Wednesday, April 9, 2008

A Yorkshirisation too far

They were words I never expected to hear from Sir Ken Morrison - in fact I nearly had to pinch the Yorkshire Post's business editor David Parkin and he nearly had to pinch me. But there the phrase was in our notebooks, as we clustered round him at the end of a gruelling annual general meeting at which Sir Ken announced he is to step back from day-to-day control of Wm Morrison after the troubled supermarket chain admitted it had no idea about the state of its finances. "Yes, I think it's possible to overplay the Yorkshire hand," he said. Mind you, he prefaced the comment by saying that, naturally, he knew that Yorkshire people were superior to everyone else.

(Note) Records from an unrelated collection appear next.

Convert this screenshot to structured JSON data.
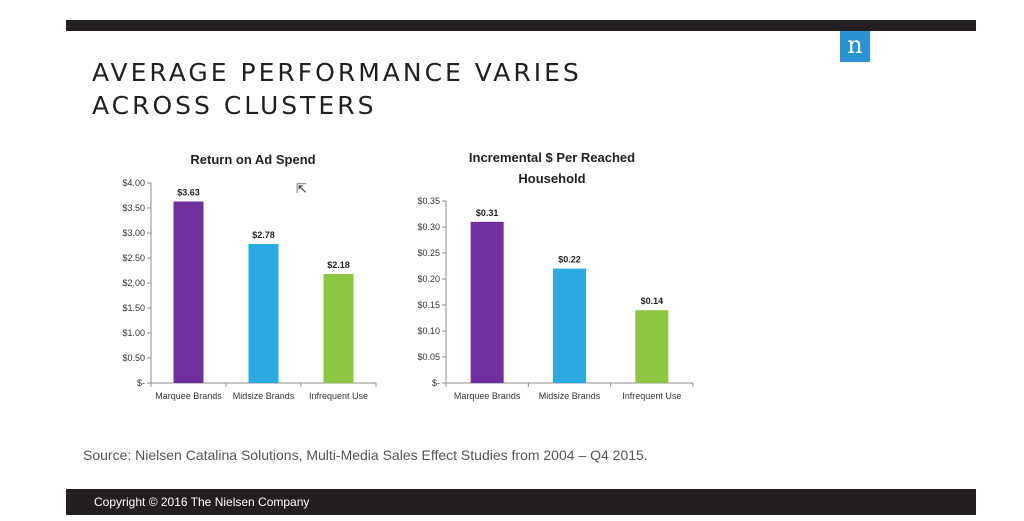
{
  "header": {
    "title_line1": "AVERAGE PERFORMANCE VARIES",
    "title_line2": "ACROSS CLUSTERS",
    "logo_letter": "n",
    "logo_color": "#2a93d5"
  },
  "colors": {
    "marquee": "#7030a0",
    "midsize": "#29abe2",
    "infrequent": "#8dc63f"
  },
  "chart_data": [
    {
      "type": "bar",
      "title": "Return on Ad Spend",
      "categories": [
        "Marquee Brands",
        "Midsize Brands",
        "Infrequent Use"
      ],
      "values": [
        3.63,
        2.78,
        2.18
      ],
      "data_labels": [
        "$3.63",
        "$2.78",
        "$2.18"
      ],
      "ylim": [
        0,
        4.0
      ],
      "yticks": [
        0,
        0.5,
        1.0,
        1.5,
        2.0,
        2.5,
        3.0,
        3.5,
        4.0
      ],
      "ytick_labels": [
        "$-",
        "$0.50",
        "$1.00",
        "$1.50",
        "$2.00",
        "$2.50",
        "$3.00",
        "$3.50",
        "$4.00"
      ],
      "grid": false,
      "xlabel": "",
      "ylabel": ""
    },
    {
      "type": "bar",
      "title": "Incremental $ Per Reached Household",
      "categories": [
        "Marquee Brands",
        "Midsize Brands",
        "Infrequent Use"
      ],
      "values": [
        0.31,
        0.22,
        0.14
      ],
      "data_labels": [
        "$0.31",
        "$0.22",
        "$0.14"
      ],
      "ylim": [
        0,
        0.35
      ],
      "yticks": [
        0,
        0.05,
        0.1,
        0.15,
        0.2,
        0.25,
        0.3,
        0.35
      ],
      "ytick_labels": [
        "$-",
        "$0.05",
        "$0.10",
        "$0.15",
        "$0.20",
        "$0.25",
        "$0.30",
        "$0.35"
      ],
      "grid": false,
      "xlabel": "",
      "ylabel": ""
    }
  ],
  "source": "Source: Nielsen Catalina Solutions, Multi-Media Sales Effect Studies from 2004 – Q4 2015.",
  "footer": {
    "copyright": "Copyright © 2016 The Nielsen Company"
  }
}
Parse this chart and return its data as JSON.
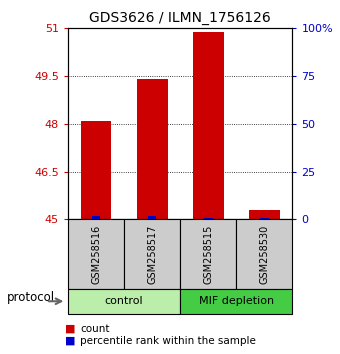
{
  "title": "GDS3626 / ILMN_1756126",
  "samples": [
    "GSM258516",
    "GSM258517",
    "GSM258515",
    "GSM258530"
  ],
  "counts": [
    48.1,
    49.4,
    50.9,
    45.3
  ],
  "percentile_ranks": [
    2,
    2,
    1,
    1
  ],
  "y_min": 45,
  "y_max": 51,
  "y_ticks": [
    45,
    46.5,
    48,
    49.5,
    51
  ],
  "y_tick_labels": [
    "45",
    "46.5",
    "48",
    "49.5",
    "51"
  ],
  "right_y_ticks": [
    0,
    25,
    50,
    75,
    100
  ],
  "right_y_tick_labels": [
    "0",
    "25",
    "50",
    "75",
    "100%"
  ],
  "bar_color": "#cc0000",
  "percentile_color": "#0000cc",
  "groups": [
    {
      "label": "control",
      "color": "#bbeeaa",
      "start": 0,
      "end": 2
    },
    {
      "label": "MIF depletion",
      "color": "#44cc44",
      "start": 2,
      "end": 4
    }
  ],
  "protocol_label": "protocol",
  "bar_width": 0.55,
  "sample_box_color": "#cccccc",
  "left_tick_color": "#cc0000",
  "right_tick_color": "#0000cc",
  "legend_items": [
    {
      "color": "#cc0000",
      "label": "count"
    },
    {
      "color": "#0000cc",
      "label": "percentile rank within the sample"
    }
  ]
}
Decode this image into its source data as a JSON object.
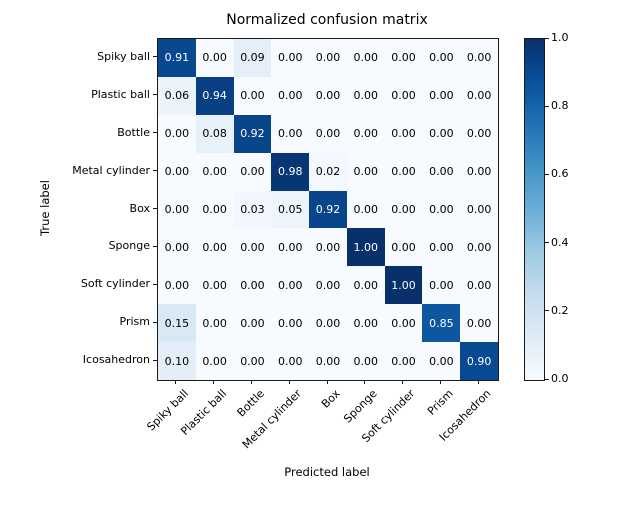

All light-hearted banter (and I hasten to say that I am a Yorkshireman and therefore not coming to the subject from a snooty Southern viewpoint). But the Yorkshire-London culture clash of Morrison Supermarkets' current travails is worth pondering. One of the flaws in the previously error-free career of this 74-year-old magnate has been the unbridled Yorkshireness of his approach since swallowing (and subsequently choking on) Safeways. In fact, we could win the Guardian Unlimited prize for the ugliest word of the year by calling it Yorkshirisation.

That coining would only be following in the footsteps of Sir Ken and his board, who freely use the term "Morrisonising" for what they are doing to Safeways branches. It has grated with the city. Unlike their many predecessors who have conquered the City of London from Yorkshire, from Marks & Sparks to Rowntrees Fruit Gums, they have not made compromises with the way things are done in the Square Mile.